Умер Коробов 20 августа 1747 г. Эту дату назвала его вдова Мария Григорьевна в «доношении», составленном через восемь дней после его кончины. До обнаружения этих сведений днем его смерти считалось 7 августа — число, указанное его бывшим учеником в «доношении» от 20 сентября 1749 г., то есть когда прошло уже два года со дня кончины учителя. В нем Ухтомский просил Сенат определить в его архитектурную команду сыновей умершего: 11-летнего Ивана и 6-летнего Николая. При этом проситель сообщал, что они «французского языка несколько освоили» и, по его наблюдению, «по природной их склонности немалое желание имеют обучаться архитектурной науке». Сенат разрешил этот вопрос положительно. В доме Коробовых в качестве учителя поселился «архитектурии гезель» Сергей Ухтомский, брат архитектора. '

Кроме сыновей, желавших продолжать дело отца. Коробов оставил целую плеяду хорошо обученных отечественных зодчих, которые в середине XVIII в. плодотворно трудились в обеих столицах. Наиболее известны, имена С. И. Чевакинского, занявшего после учителя должность архитектора Адмиралтейств-коллегий, и Д. В. Ухтомского, работавшего в Москве.
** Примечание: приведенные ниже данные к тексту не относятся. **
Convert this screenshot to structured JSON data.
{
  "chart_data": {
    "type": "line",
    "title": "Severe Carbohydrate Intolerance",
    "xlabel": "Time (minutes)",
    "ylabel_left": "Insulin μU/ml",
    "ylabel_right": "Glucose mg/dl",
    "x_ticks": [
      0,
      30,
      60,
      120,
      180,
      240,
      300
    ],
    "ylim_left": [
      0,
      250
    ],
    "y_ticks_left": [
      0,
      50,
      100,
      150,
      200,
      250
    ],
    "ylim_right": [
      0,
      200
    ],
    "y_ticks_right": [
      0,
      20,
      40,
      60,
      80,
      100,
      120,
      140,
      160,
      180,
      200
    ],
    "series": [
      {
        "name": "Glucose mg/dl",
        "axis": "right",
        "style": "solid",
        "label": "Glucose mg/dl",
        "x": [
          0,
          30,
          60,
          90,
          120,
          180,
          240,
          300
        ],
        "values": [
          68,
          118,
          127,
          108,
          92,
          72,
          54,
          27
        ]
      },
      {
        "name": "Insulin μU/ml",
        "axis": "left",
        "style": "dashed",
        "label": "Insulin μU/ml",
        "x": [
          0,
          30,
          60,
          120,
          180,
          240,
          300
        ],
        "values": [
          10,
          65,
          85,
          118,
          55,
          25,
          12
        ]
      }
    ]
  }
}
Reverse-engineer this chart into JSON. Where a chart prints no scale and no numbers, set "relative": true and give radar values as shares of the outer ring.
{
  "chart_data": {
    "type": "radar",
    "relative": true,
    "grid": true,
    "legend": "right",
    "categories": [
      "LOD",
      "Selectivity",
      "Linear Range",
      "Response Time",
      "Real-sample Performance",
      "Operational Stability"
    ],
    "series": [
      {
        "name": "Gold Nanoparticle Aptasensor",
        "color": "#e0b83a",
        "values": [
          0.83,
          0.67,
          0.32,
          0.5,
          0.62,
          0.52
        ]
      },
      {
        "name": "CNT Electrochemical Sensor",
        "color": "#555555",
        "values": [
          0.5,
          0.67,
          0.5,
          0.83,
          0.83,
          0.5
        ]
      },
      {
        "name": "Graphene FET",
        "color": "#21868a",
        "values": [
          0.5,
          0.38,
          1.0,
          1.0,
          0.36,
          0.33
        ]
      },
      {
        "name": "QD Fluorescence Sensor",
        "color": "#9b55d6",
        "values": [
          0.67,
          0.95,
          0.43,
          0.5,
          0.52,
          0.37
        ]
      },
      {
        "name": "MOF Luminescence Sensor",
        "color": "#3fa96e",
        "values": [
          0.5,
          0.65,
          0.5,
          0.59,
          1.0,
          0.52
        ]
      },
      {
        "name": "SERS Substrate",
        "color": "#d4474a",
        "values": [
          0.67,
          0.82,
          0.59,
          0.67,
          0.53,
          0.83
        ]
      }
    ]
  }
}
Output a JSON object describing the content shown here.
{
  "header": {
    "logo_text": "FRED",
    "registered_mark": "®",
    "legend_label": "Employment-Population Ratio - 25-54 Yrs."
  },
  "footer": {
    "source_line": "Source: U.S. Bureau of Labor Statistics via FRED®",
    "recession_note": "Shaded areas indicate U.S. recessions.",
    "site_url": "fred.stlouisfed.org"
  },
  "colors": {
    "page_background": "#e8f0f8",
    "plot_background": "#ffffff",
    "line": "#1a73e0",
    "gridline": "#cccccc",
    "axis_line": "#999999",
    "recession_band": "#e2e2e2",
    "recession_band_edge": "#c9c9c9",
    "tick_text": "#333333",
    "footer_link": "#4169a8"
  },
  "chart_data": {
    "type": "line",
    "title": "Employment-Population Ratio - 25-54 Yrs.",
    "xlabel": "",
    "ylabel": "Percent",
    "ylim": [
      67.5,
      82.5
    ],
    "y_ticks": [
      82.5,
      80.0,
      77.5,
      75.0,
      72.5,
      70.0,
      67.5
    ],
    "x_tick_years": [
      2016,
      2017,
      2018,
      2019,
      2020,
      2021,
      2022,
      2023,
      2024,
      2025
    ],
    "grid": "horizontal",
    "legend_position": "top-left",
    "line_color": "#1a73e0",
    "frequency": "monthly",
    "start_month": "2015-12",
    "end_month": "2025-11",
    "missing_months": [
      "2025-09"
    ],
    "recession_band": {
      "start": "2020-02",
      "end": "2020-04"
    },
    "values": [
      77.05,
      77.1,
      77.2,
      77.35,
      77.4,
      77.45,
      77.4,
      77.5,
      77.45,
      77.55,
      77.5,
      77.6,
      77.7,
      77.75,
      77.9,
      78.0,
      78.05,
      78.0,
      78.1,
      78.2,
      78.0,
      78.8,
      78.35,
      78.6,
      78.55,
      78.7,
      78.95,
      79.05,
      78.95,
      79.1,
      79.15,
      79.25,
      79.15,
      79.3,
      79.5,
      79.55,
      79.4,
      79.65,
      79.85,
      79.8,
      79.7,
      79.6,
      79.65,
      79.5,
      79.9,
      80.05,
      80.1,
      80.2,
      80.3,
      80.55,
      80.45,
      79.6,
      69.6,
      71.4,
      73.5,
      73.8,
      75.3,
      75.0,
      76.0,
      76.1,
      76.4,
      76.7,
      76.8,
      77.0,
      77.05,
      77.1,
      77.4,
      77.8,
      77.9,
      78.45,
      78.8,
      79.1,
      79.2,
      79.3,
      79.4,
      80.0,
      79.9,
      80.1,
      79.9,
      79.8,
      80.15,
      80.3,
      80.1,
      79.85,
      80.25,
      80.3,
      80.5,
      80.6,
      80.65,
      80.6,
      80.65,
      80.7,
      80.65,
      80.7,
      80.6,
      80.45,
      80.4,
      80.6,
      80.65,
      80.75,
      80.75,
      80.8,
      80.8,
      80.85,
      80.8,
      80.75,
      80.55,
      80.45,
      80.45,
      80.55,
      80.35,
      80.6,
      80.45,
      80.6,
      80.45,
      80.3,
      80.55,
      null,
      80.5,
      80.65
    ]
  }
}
Большинство коробовских зданий были утилитарного назначения и строились, как правило, из дерева, поэтому быстро ветшали и исчезали из городской застройки. До наших дней из его творений дошел только шпиль Адмиралтейской башни, которую в начале XIX в. гениальный русский зодчий А. Д. Захаров полностью включил в свою композицию башни. Существующие поныне гидротехнические сооружения на западном берегу Васильевского острова напоминают нам о работах И. К. Коробова в Галерной гавани. Сохранился и созданный им канал вдоль северной границы Новой Голландии. Сейчас он известен как Новоадмиралтейский канал.